Im Dezember mischte er sich laut Anklage plötzlich in ein Gespräch ein, als sie vor einem Markt mit einem Bekannten sprach. Sie fand Postkarten in ihrem Briefkasten und ein Päckchen mit Schokolade, Kaffee und einem Brief unterm Scheibenwischer ihres Privatautos.
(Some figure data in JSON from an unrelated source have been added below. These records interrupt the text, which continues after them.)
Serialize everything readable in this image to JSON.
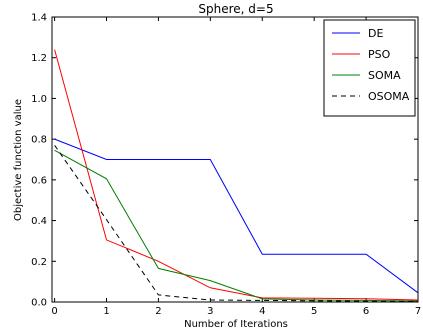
{
  "chart_data": {
    "type": "line",
    "title": "Sphere, d=5",
    "xlabel": "Number of Iterations",
    "ylabel": "Objective function value",
    "xlim": [
      -0.05,
      7
    ],
    "ylim": [
      0,
      1.4
    ],
    "xticks": [
      0,
      1,
      2,
      3,
      4,
      5,
      6,
      7
    ],
    "yticks": [
      0.0,
      0.2,
      0.4,
      0.6,
      0.8,
      1.0,
      1.2,
      1.4
    ],
    "grid": false,
    "legend_position": "top-right",
    "x": [
      0,
      1,
      2,
      3,
      4,
      5,
      6,
      7
    ],
    "series": [
      {
        "name": "DE",
        "color": "#0000ff",
        "dash": "solid",
        "values": [
          0.8,
          0.7,
          0.7,
          0.7,
          0.235,
          0.235,
          0.235,
          0.045
        ]
      },
      {
        "name": "PSO",
        "color": "#ff0000",
        "dash": "solid",
        "values": [
          1.24,
          0.305,
          0.2,
          0.07,
          0.02,
          0.018,
          0.016,
          0.01
        ]
      },
      {
        "name": "SOMA",
        "color": "#008000",
        "dash": "solid",
        "values": [
          0.745,
          0.605,
          0.165,
          0.105,
          0.015,
          0.01,
          0.008,
          0.005
        ]
      },
      {
        "name": "OSOMA",
        "color": "#000000",
        "dash": "dashed",
        "values": [
          0.77,
          0.405,
          0.035,
          0.01,
          0.008,
          0.006,
          0.004,
          0.003
        ]
      }
    ]
  }
}
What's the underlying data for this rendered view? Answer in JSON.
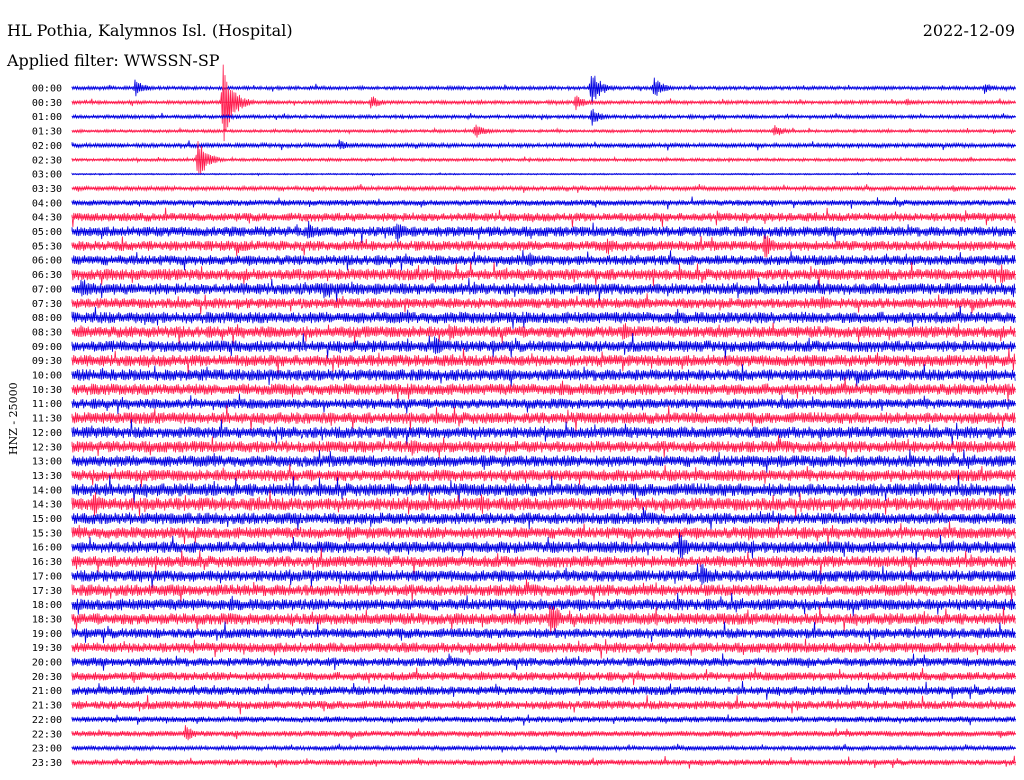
{
  "header": {
    "station": "HL Pothia, Kalymnos Isl. (Hospital)",
    "date": "2022-12-09",
    "filter": "Applied filter: WWSSN-SP"
  },
  "colors": {
    "odd": "#0000e0",
    "even": "#ff1a4c"
  },
  "chart_data": {
    "type": "line",
    "title": "HL Pothia, Kalymnos Isl. (Hospital)",
    "ylabel": "HNZ - 25000",
    "line_interval_minutes": 30,
    "tick_labels": [
      "00:00",
      "00:30",
      "01:00",
      "01:30",
      "02:00",
      "02:30",
      "03:00",
      "03:30",
      "04:00",
      "04:30",
      "05:00",
      "05:30",
      "06:00",
      "06:30",
      "07:00",
      "07:30",
      "08:00",
      "08:30",
      "09:00",
      "09:30",
      "10:00",
      "10:30",
      "11:00",
      "11:30",
      "12:00",
      "12:30",
      "13:00",
      "13:30",
      "14:00",
      "14:30",
      "15:00",
      "15:30",
      "16:00",
      "16:30",
      "17:00",
      "17:30",
      "18:00",
      "18:30",
      "19:00",
      "19:30",
      "20:00",
      "20:30",
      "21:00",
      "21:30",
      "22:00",
      "22:30",
      "23:00",
      "23:30"
    ],
    "noise_level": [
      1.2,
      1.2,
      1.2,
      1.0,
      1.5,
      1.0,
      0.5,
      1.5,
      2.0,
      3.0,
      3.5,
      3.5,
      3.5,
      4.0,
      4.0,
      3.5,
      4.0,
      4.0,
      4.0,
      4.0,
      4.0,
      4.0,
      3.5,
      4.0,
      4.0,
      4.0,
      4.0,
      4.0,
      4.5,
      4.5,
      4.0,
      4.0,
      4.0,
      4.0,
      4.0,
      4.0,
      4.0,
      4.0,
      3.5,
      3.5,
      3.0,
      3.0,
      3.0,
      3.0,
      2.0,
      2.0,
      1.5,
      2.0
    ],
    "events": [
      {
        "trace": "00:00",
        "minute": 2.0,
        "amplitude": 10
      },
      {
        "trace": "00:00",
        "minute": 16.5,
        "amplitude": 20
      },
      {
        "trace": "00:00",
        "minute": 18.5,
        "amplitude": 12
      },
      {
        "trace": "00:00",
        "minute": 29.0,
        "amplitude": 6
      },
      {
        "trace": "00:30",
        "minute": 4.8,
        "amplitude": 45
      },
      {
        "trace": "00:30",
        "minute": 9.5,
        "amplitude": 8
      },
      {
        "trace": "00:30",
        "minute": 16.0,
        "amplitude": 9
      },
      {
        "trace": "00:30",
        "minute": 26.5,
        "amplitude": 5
      },
      {
        "trace": "01:00",
        "minute": 16.5,
        "amplitude": 10
      },
      {
        "trace": "01:30",
        "minute": 12.8,
        "amplitude": 9
      },
      {
        "trace": "01:30",
        "minute": 22.3,
        "amplitude": 8
      },
      {
        "trace": "02:00",
        "minute": 8.5,
        "amplitude": 7
      },
      {
        "trace": "02:30",
        "minute": 4.0,
        "amplitude": 22
      },
      {
        "trace": "03:30",
        "minute": 28.0,
        "amplitude": 4
      },
      {
        "trace": "04:30",
        "minute": 20.5,
        "amplitude": 6
      },
      {
        "trace": "05:00",
        "minute": 7.5,
        "amplitude": 12
      },
      {
        "trace": "05:00",
        "minute": 10.3,
        "amplitude": 14
      },
      {
        "trace": "05:30",
        "minute": 17.0,
        "amplitude": 10
      },
      {
        "trace": "05:30",
        "minute": 22.0,
        "amplitude": 16
      },
      {
        "trace": "06:00",
        "minute": 14.5,
        "amplitude": 10
      },
      {
        "trace": "06:30",
        "minute": 11.5,
        "amplitude": 10
      },
      {
        "trace": "06:30",
        "minute": 29.5,
        "amplitude": 12
      },
      {
        "trace": "07:00",
        "minute": 0.3,
        "amplitude": 14
      },
      {
        "trace": "07:00",
        "minute": 8.0,
        "amplitude": 10
      },
      {
        "trace": "07:30",
        "minute": 23.8,
        "amplitude": 10
      },
      {
        "trace": "08:30",
        "minute": 12.0,
        "amplitude": 12
      },
      {
        "trace": "08:30",
        "minute": 17.5,
        "amplitude": 12
      },
      {
        "trace": "09:00",
        "minute": 11.5,
        "amplitude": 12
      },
      {
        "trace": "12:30",
        "minute": 10.8,
        "amplitude": 12
      },
      {
        "trace": "13:00",
        "minute": 22.5,
        "amplitude": 10
      },
      {
        "trace": "13:30",
        "minute": 4.8,
        "amplitude": 10
      },
      {
        "trace": "14:30",
        "minute": 0.7,
        "amplitude": 14
      },
      {
        "trace": "14:30",
        "minute": 13.0,
        "amplitude": 12
      },
      {
        "trace": "15:30",
        "minute": 21.5,
        "amplitude": 10
      },
      {
        "trace": "16:00",
        "minute": 19.3,
        "amplitude": 16
      },
      {
        "trace": "17:00",
        "minute": 20.0,
        "amplitude": 14
      },
      {
        "trace": "18:30",
        "minute": 15.2,
        "amplitude": 22
      },
      {
        "trace": "20:00",
        "minute": 18.8,
        "amplitude": 6
      },
      {
        "trace": "22:30",
        "minute": 3.6,
        "amplitude": 9
      }
    ]
  }
}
Im Januar 2018 erstattete die Frau erstmals Anzeige gegen den aufdringlichen Verehrer. Die Polizei reagierte schnell und lud ihn umgehend zur "Gefährderansprache", er wurde auf mögliche rechtliche Folgen seiner permanenten Belästigung hingewiesen.

Es half alles nichts - der Mann ließ sich nicht stoppen. Er versuchte, sich in ihrem Bus mit ihr zu unterhalten, verfolgte sie auf Touren nach Asch und Bad Brambach, tauchte auf, als sie dort von der Toilette kam. Erneut schrieb er einen Brief: Er sei von ihr fasziniert und es sei ihm egal, dass sie nichts von ihm wissen wolle, so wurde der Inhalt vor Gericht wiedergegeben.

Die Konsequenz war ein Strafbefehl über 40 Tagessätze zu je 35 Euro, also 1400 Euro, der dem Auerbacher im August 2018 ins Haus flatterte. Auch davon ließ der Mann sich nicht beirren. Gegen den Strafbefehl legte er Widerspruch ein, nahm sich einen Anwalt und machte ansonsten weiter mit dem Stalking. Die Frau sei in ihrer Lebensgestaltung nicht mehr frei gewesen, habe immer damit rechnen müssen, dass der Mann erneut auftauche, so trug es der Staatsanwalt am Freitag vor: "Er hat ihr beharrlich nachgestellt und ihre räumliche Nähe gesucht, ihren Wunsch nach einem Ende der Belästigung respektierte er nicht." Die Treuenerin erstattete weitere Anzeigen, die in Anklagen mündeten. Mehrfach wurden Hauptverhandlungen am Amtsgericht angesetzt, die jedoch scheiterten, weil der Angeklagte mehrfach seine Anwälte wechselte.

Sein dritter Anwalt nahm am Freitag in Vertretung seines Mandanten das Urteil des Amtsgerichts entgegen: Unter Einbeziehung des Strafbefehls und drei weiterer Anklagen sprach Richter Bernd Fischer gegen den Auerbacher eine Haftstrafe von einem Jahr aus, die zur Bewährung ausgesetzt wird. Die Bewährungszeit beträgt zwei Jahre, in dieser Zeit darf der Mann keinerlei Kontakt zur Geschädigten aufnehmen. "Er soll sich von der Frau fernhalten", so der Richter. Außerdem verhängte er eine Geldstrafe von 1000 Euro. Wenn der Angeklagte die Bewährungsauflagen nicht einhält, muss er hinter Gitter. Zumindest in den letzten Monaten soll es mit dem Fernhalten geklappt haben, so berichtete es der Anwalt des Angeklagten.

Das Urteil ist noch nicht rechtskräftig.